The top floor of the museum will be anchored by a show of contemporary art from Pakistan, led by a new series of site-specific drawings by Imran Qureshi, who last year covered the roof of New York's Metropolitan Museum of Art in his red, abstract drawings.

Overall, the gem of the museum's permanent collection is its group of illustrated pages from the poem, "Shahtamasp Shah-Nameh." The poem is a King Arthur-like Persian tale of kings and heroes from the 10th century. The museum has 150 illustrated pages from the Shah-Nameh; one important painting in the set, "The Court of Keyomars," shows a scene of a king and his retinue dressed in turbans and animal-print robes sitting amid a golden-indigo paradise of flowers and trees.

"So much of the artistic output of Islamic art is wild fantasy, not religion," said Mr. Kim during a recent visit to the museum. "That's one of the misconceptions I'd love for the museum to explore."

A few weeks ago, he and the staff were still wearing hard hats. A mosaic Egyptian fountain was being assembled in the main gallery, but the row of nearby display cases remained empty. The action was happening downstairs in storage, where curators and registrars were busy unpacking some of the 85 crates that had recently arrived, each one brimming with art.

Nearby, sitting in a custom Styrofoam case, sat an elephant tusk whose entire surfaces had been carved with intricate floral patterns in the 12th century. Five hundred years after that, a silversmith added silver detailing and a resting stand in the form of a pheasant's foot so the horn could be given as a wedding present to an English nobleman's daughter.

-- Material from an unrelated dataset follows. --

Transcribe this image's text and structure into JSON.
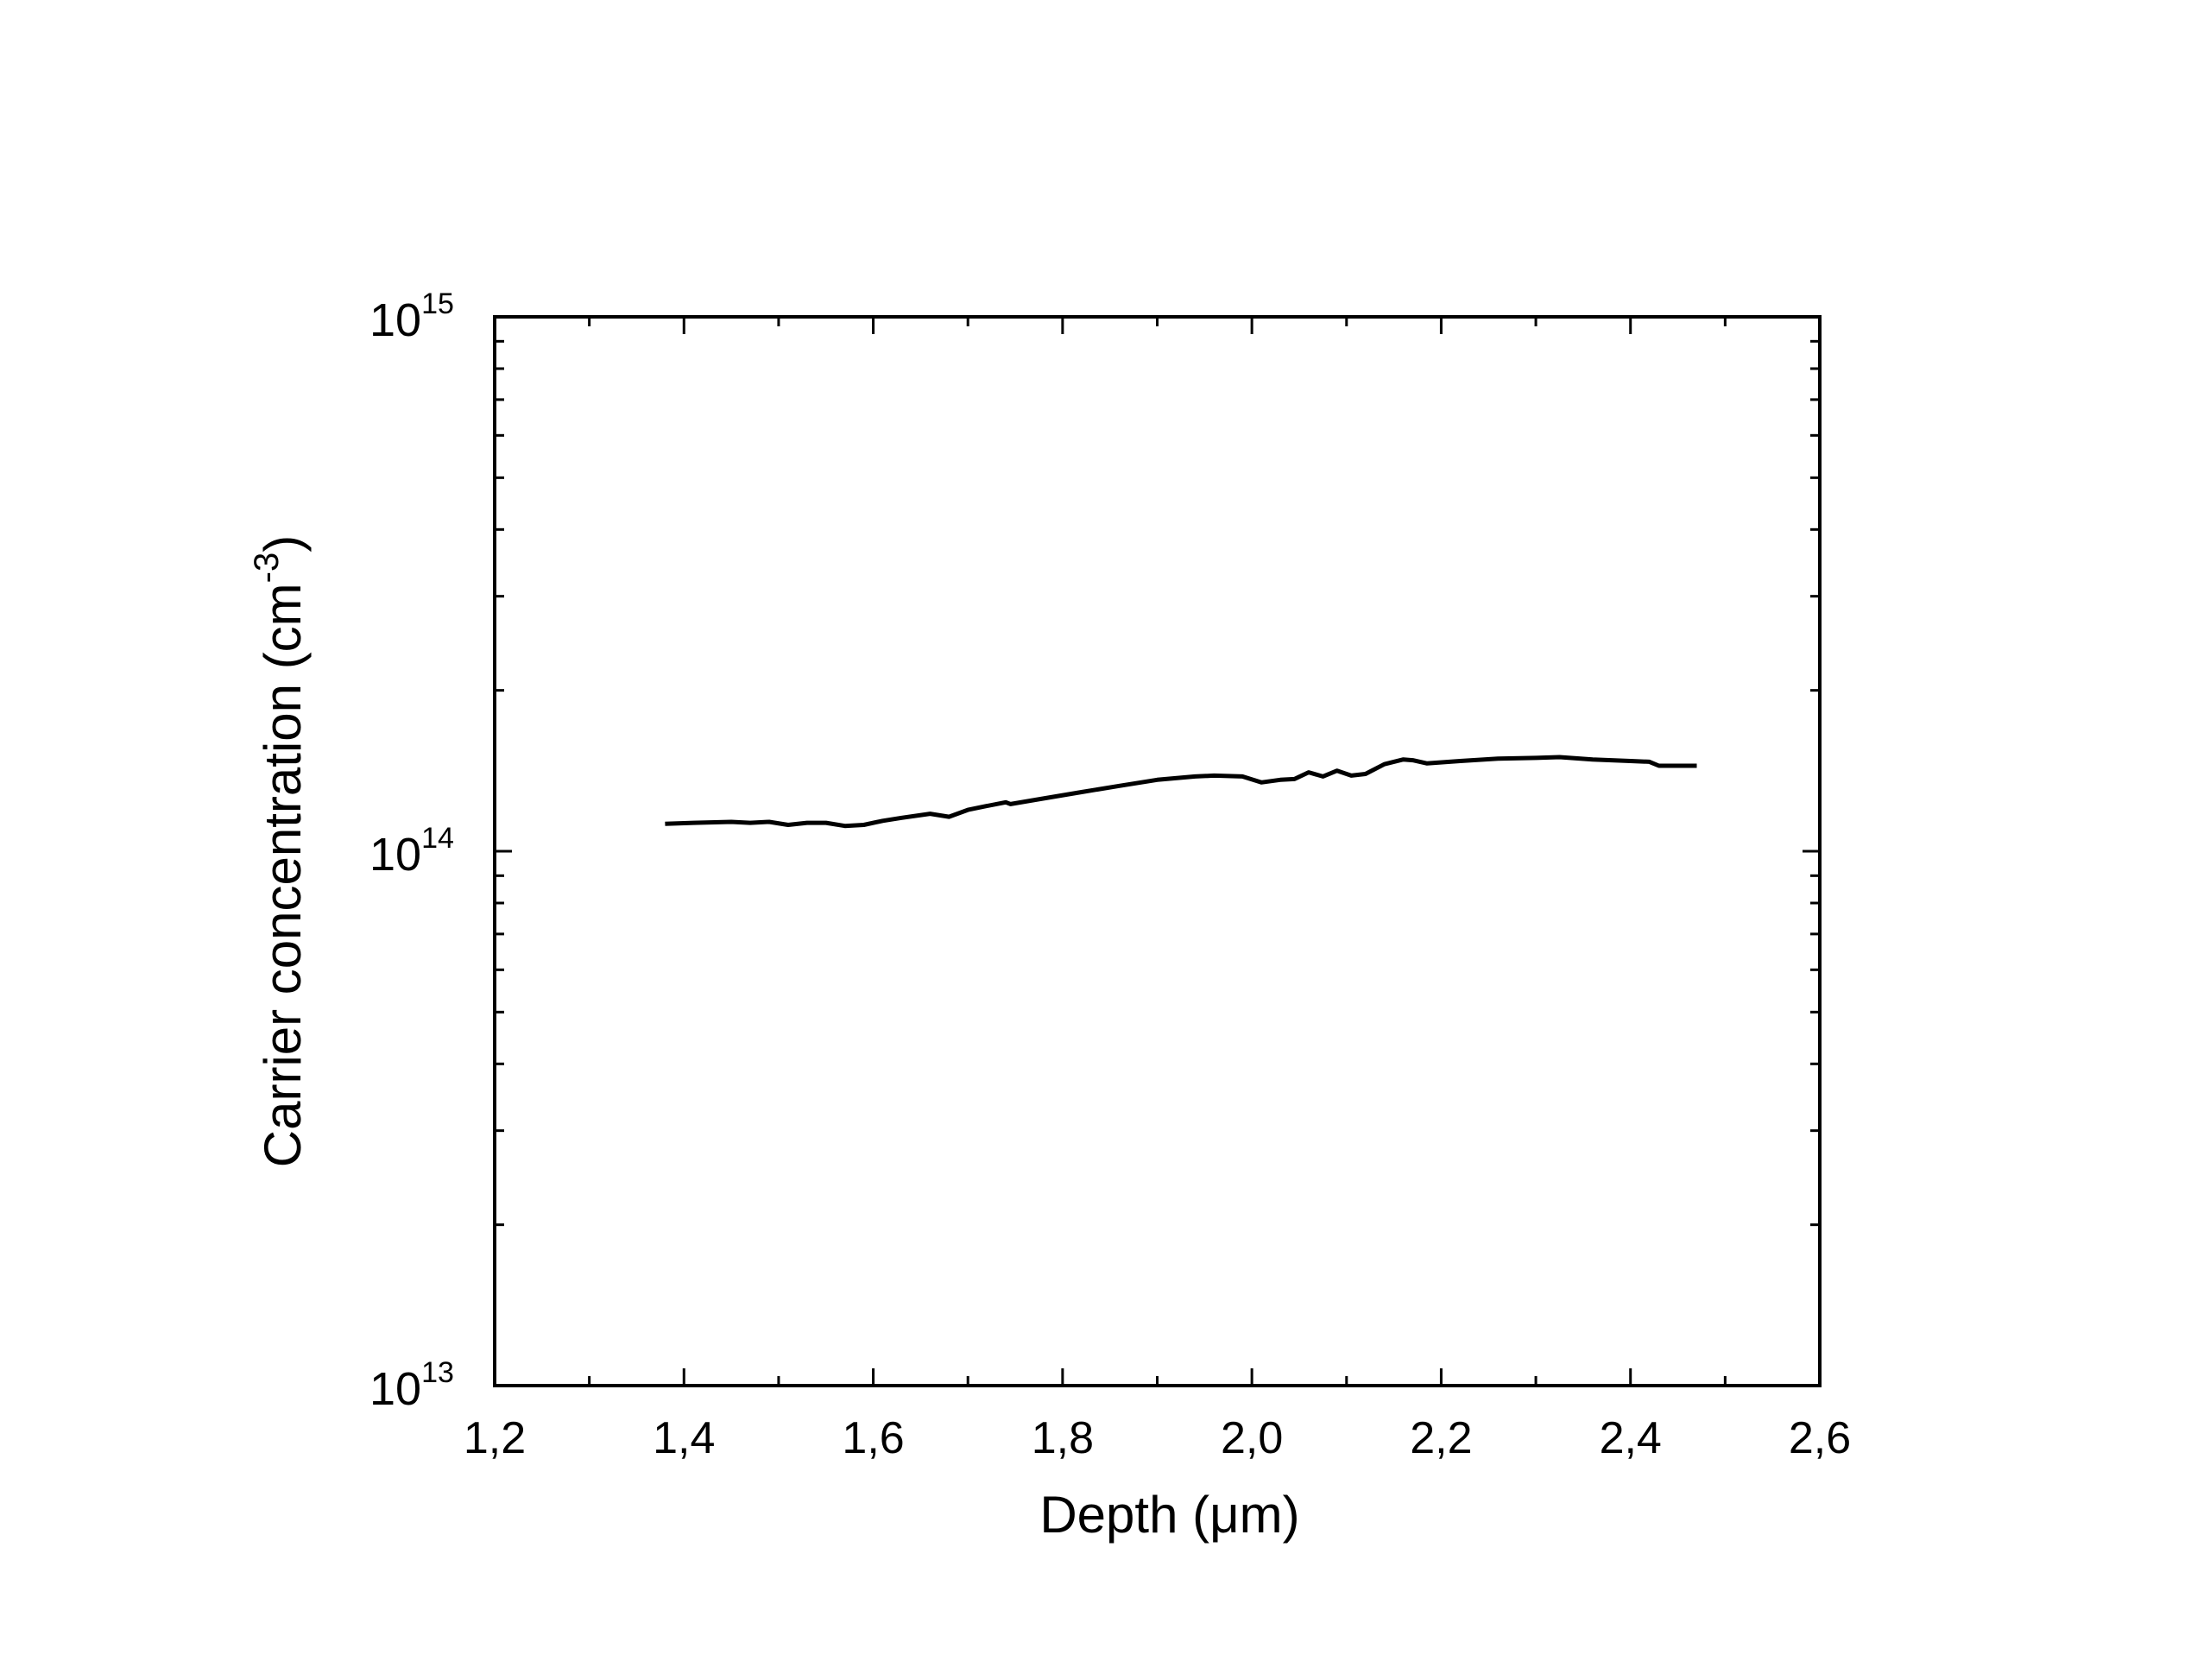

The Aga Khan said his goal for the museum is to chart the far-flung journeys these objects take through time and various cultures and faiths. One of his favorite pieces, now being installed in one of the cases on the main floor, is a Spanish star-mapping instrument called an astrolabe. Its brass surface contains inscriptions in Latin, Arabic and Hebrew—a reminder of the instrument's pluralistic usefulness among 14th-century merchant traders. "I like art that contains symbols," he said, "but this object is a symbol. It says it all."